Он снова открыл глаза, желая вернуться в тесный мир повседневности. И этот мир явился ему, расплывчатый, но не изменившийся. Ловелас резко обернулся. Сэр Генри по-прежнему висел на крюке для мясных туш. Ловелас поднял руку. Это был сигнал охраннику. Сверкнул нож, полоснувший сэра Генри по горлу. Обильным дождем на траву полилась кровь. В этот момент Ловелас снова ощутил сгущение тьмы. Она поднималась колеблющимся темным пятном из травы, кружила хищной дымкой жестоких намерений. И Ловелас понял, что наступал момент истины, что Дух Тьмы приближался. Снова, как и в тот раз к Фаусту, его потянуло на запах крови в это древнее средоточие таинственной власти. Ловелас уже мог различить его фигуру перед собой, еще похожую на тень, но уже видимую. И он приготовился к нападению. Линия власти, напомнил он себе, в его полном распоряжении. Он собрал все свои силы, все резервы воли и ненависти. Он закрыл глаза, намереваясь соединить себя в одно целое с таинственным светом.

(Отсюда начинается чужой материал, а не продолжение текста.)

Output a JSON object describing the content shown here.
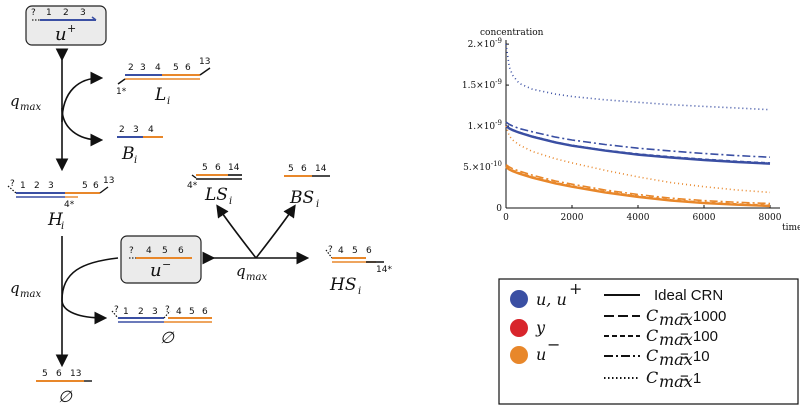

Внезапно он ощутил нападение. Все вокруг говорило о присутствии врага, и он увидел его. Перед ним была фигура из самых холодных глубин его памяти. Неправильной формы лицо, тускло поблескивавшая кожа, широко раскрытые челюсти, глаза, как и прежде горевшие безмерной и безжалостной силой. Существо издало вопль, ощутив себя омываемым светом, и Ловелас почувствовал хватку его рук на своем горле. Но эта хватка не была крепкой, а свет становился все ярче, и чудовищу пришлось отпустить горло. Фигура отшатнулась назад, снова превратившись в силуэт. И тогда Ловелас увидел кровь на его теле. Призрак издал вопль, который жутко было слышать, его конечности стали на глазах отсыхать и осыпаться прахом. Кровь струилась прямо по линии могучего света, танцуя в нем облаком багровых ночных мотыльков. И Ловелас улыбнулся, потому что это было новым свидетельством его полного обладания могуществом света. Он поднял взгляд на труп сэра Генри Воэна — облако крови впитывалось в его плоть. Существо Тьмы снова издало ужасный вопль, и Ловелас тоже закричал. Свет начинал жечь его разум. Его яркость становилась слишком невыносимой, поток его власти иссушал мысли Ловеласа. Но теперь он не мог расслабиться сам и ослабить свои усилия, потому что существо распадалось, его кровь уже почти полностью вытекла из потока света. Ловелас бросил взгляд на голем, которым стал теперь труп сэра Генри. Он резко, безудержно, безостановочно дергался. Еще немного, думал Ловелас, успех очень близок. Однако боль, которую он ощущал в собственном черепе, стала невыносимой, единение со светом начало ослабевать. Внезапно он ощутил настоящий взрыв боли и снова завопил громко, истошно, понимая, что линия света перестает принадлежать ему. В то же мгновение конечности оторвались от трупа. Кровь, черный дождь крови заслонил свет, и Ловелас еще раз увидел перед собой лицо врага.